Figure 1.

Synaptophysin is required to sustain SV fusion events during repetitive stimulation. Primary cultures of synaptophysin knockout hippocampal neurons were transfected with vGLUT1‐pHluorin and either empty mCerulean (KO) vector or synaptophysin‐mCerulean (syp). Neurons were challenged with four trains of 300 action potentials delivered at 10 Hz at 5‐min intervals as shown in (a). (b) Representative traces of the evoked vGLUT1‐pHluorin response (ΔF/F₀ ± SEM) in synaptophysin knockout neurons expressing either mCer (KO, black) or syp (syp, red) are displayed.

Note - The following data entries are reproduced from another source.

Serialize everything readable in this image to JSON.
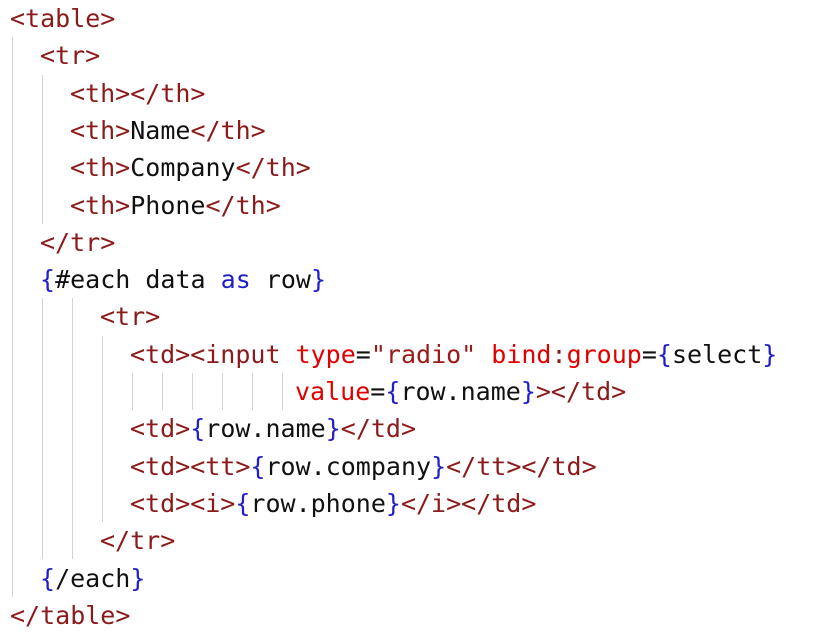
{
  "theme": {
    "tag_color": "#8b1a1a",
    "attr_name_color": "#e00000",
    "string_color": "#9b1a1a",
    "brace_color": "#2020c8",
    "keyword_color": "#2020c8",
    "text_color": "#111111",
    "guide_color": "#d3d3d3"
  },
  "code_lines": [
    {
      "indent": 0,
      "tokens": [
        {
          "t": "tag",
          "v": "<table>"
        }
      ]
    },
    {
      "indent": 1,
      "tokens": [
        {
          "t": "tag",
          "v": "<tr>"
        }
      ]
    },
    {
      "indent": 2,
      "tokens": [
        {
          "t": "tag",
          "v": "<th></th>"
        }
      ]
    },
    {
      "indent": 2,
      "tokens": [
        {
          "t": "tag",
          "v": "<th>"
        },
        {
          "t": "text",
          "v": "Name"
        },
        {
          "t": "tag",
          "v": "</th>"
        }
      ]
    },
    {
      "indent": 2,
      "tokens": [
        {
          "t": "tag",
          "v": "<th>"
        },
        {
          "t": "text",
          "v": "Company"
        },
        {
          "t": "tag",
          "v": "</th>"
        }
      ]
    },
    {
      "indent": 2,
      "tokens": [
        {
          "t": "tag",
          "v": "<th>"
        },
        {
          "t": "text",
          "v": "Phone"
        },
        {
          "t": "tag",
          "v": "</th>"
        }
      ]
    },
    {
      "indent": 1,
      "tokens": [
        {
          "t": "tag",
          "v": "</tr>"
        }
      ]
    },
    {
      "indent": 1,
      "tokens": [
        {
          "t": "brace",
          "v": "{"
        },
        {
          "t": "text",
          "v": "#each data "
        },
        {
          "t": "keyword",
          "v": "as"
        },
        {
          "t": "text",
          "v": " row"
        },
        {
          "t": "brace",
          "v": "}"
        }
      ]
    },
    {
      "indent": 3,
      "tokens": [
        {
          "t": "tag",
          "v": "<tr>"
        }
      ]
    },
    {
      "indent": 4,
      "tokens": [
        {
          "t": "tag",
          "v": "<td><input "
        },
        {
          "t": "attr",
          "v": "type"
        },
        {
          "t": "text",
          "v": "="
        },
        {
          "t": "string",
          "v": "\"radio\""
        },
        {
          "t": "text",
          "v": " "
        },
        {
          "t": "attr",
          "v": "bind"
        },
        {
          "t": "tag",
          "v": ":"
        },
        {
          "t": "attr",
          "v": "group"
        },
        {
          "t": "text",
          "v": "="
        },
        {
          "t": "brace",
          "v": "{"
        },
        {
          "t": "text",
          "v": "select"
        },
        {
          "t": "brace",
          "v": "}"
        }
      ]
    },
    {
      "indent": 9.5,
      "tokens": [
        {
          "t": "attr",
          "v": "value"
        },
        {
          "t": "text",
          "v": "="
        },
        {
          "t": "brace",
          "v": "{"
        },
        {
          "t": "text",
          "v": "row.name"
        },
        {
          "t": "brace",
          "v": "}"
        },
        {
          "t": "tag",
          "v": "></td>"
        }
      ]
    },
    {
      "indent": 4,
      "tokens": [
        {
          "t": "tag",
          "v": "<td>"
        },
        {
          "t": "brace",
          "v": "{"
        },
        {
          "t": "text",
          "v": "row.name"
        },
        {
          "t": "brace",
          "v": "}"
        },
        {
          "t": "tag",
          "v": "</td>"
        }
      ]
    },
    {
      "indent": 4,
      "tokens": [
        {
          "t": "tag",
          "v": "<td><tt>"
        },
        {
          "t": "brace",
          "v": "{"
        },
        {
          "t": "text",
          "v": "row.company"
        },
        {
          "t": "brace",
          "v": "}"
        },
        {
          "t": "tag",
          "v": "</tt></td>"
        }
      ]
    },
    {
      "indent": 4,
      "tokens": [
        {
          "t": "tag",
          "v": "<td><i>"
        },
        {
          "t": "brace",
          "v": "{"
        },
        {
          "t": "text",
          "v": "row.phone"
        },
        {
          "t": "brace",
          "v": "}"
        },
        {
          "t": "tag",
          "v": "</i></td>"
        }
      ]
    },
    {
      "indent": 3,
      "tokens": [
        {
          "t": "tag",
          "v": "</tr>"
        }
      ]
    },
    {
      "indent": 1,
      "tokens": [
        {
          "t": "brace",
          "v": "{"
        },
        {
          "t": "text",
          "v": "/each"
        },
        {
          "t": "brace",
          "v": "}"
        }
      ]
    },
    {
      "indent": 0,
      "tokens": [
        {
          "t": "tag",
          "v": "</table>"
        }
      ]
    }
  ]
}
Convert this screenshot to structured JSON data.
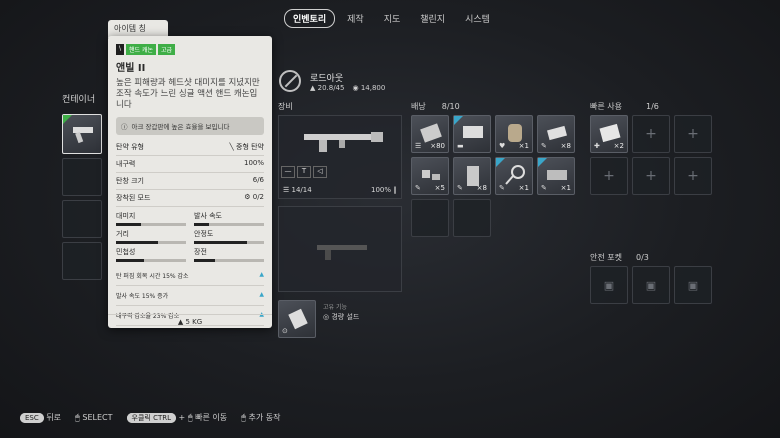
{
  "topnav": {
    "tabs": [
      {
        "label": "인벤토리",
        "active": true
      },
      {
        "label": "제작",
        "active": false
      },
      {
        "label": "지도",
        "active": false
      },
      {
        "label": "챌린지",
        "active": false
      },
      {
        "label": "시스템",
        "active": false
      }
    ]
  },
  "container": {
    "label": "컨테이너"
  },
  "tooltip": {
    "tab_label": "아이템 칭",
    "tags": [
      "핸드 캐논",
      "고급"
    ],
    "title": "앤빌 II",
    "description": "높은 피해량과 헤드샷 대미지를 지녔지만 조작 속도가 느린 싱글 액션 핸드 캐논입니다",
    "note": "아크 장갑판에 높은 효율을 보입니다",
    "rows": [
      {
        "label": "탄약 유형",
        "value": "중형 탄약"
      },
      {
        "label": "내구력",
        "value": "100%"
      },
      {
        "label": "탄창 크기",
        "value": "6/6"
      },
      {
        "label": "장착된 모드",
        "value": "0/2"
      }
    ],
    "bars": [
      {
        "label": "대미지",
        "value": 0.35
      },
      {
        "label": "발사 속도",
        "value": 0.22
      },
      {
        "label": "거리",
        "value": 0.6
      },
      {
        "label": "안정도",
        "value": 0.75
      },
      {
        "label": "민첩성",
        "value": 0.4
      },
      {
        "label": "장전",
        "value": 0.3
      }
    ],
    "perks": [
      "탄 퍼짐 회복 시간 15% 감소",
      "발사 속도 15% 증가",
      "내구력 감소율 23% 감소"
    ],
    "weight": "5 KG"
  },
  "player": {
    "name": "로드아웃",
    "weight": "20.8/45",
    "currency": "14,800"
  },
  "equipment": {
    "label": "장비",
    "ammo": "14/14",
    "durability": "100%",
    "special_label": "고유 기능",
    "special_value": "경량 설드"
  },
  "backpack": {
    "label": "배낭",
    "count": "8/10",
    "items": [
      {
        "qty": "×80"
      },
      {
        "qty": ""
      },
      {
        "qty": "×1"
      },
      {
        "qty": "×8"
      },
      {
        "qty": "×5"
      },
      {
        "qty": "×8"
      },
      {
        "qty": "×1"
      },
      {
        "qty": "×1"
      }
    ]
  },
  "quick_use": {
    "label": "빠른 사용",
    "count": "1/6",
    "first_qty": "×2"
  },
  "safe_pocket": {
    "label": "안전 포켓",
    "count": "0/3"
  },
  "bottom": {
    "back_key": "ESC",
    "back_label": "뒤로",
    "select_label": "SELECT",
    "quick_key": "우클릭 CTRL",
    "quick_label": "빠른 이동",
    "more_label": "추가 동작"
  }
}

Traces are normalised to the peak amplitude response during the first‐action potential train. Bar indicates period of stimulation. (c) Bar graph displaying the mean peak amplitudes of the vGLUT1‐pHluorin peak for each of the four trains of stimuli, calculated as a proportion of the first train. Bars indicate SEM (n = 4 KO, n = 5 syp; repeated measures two‐way anova with Sidak’s multiple comparison test, **p < 0.01; train 1 p > 0.9999, train 2 p = 0.9859, train 3 p = 0.0985, train 4 p = 0.0086. n indicates a single field of view from a single coverslip; assays were repeated across two independent cultures from independent animals).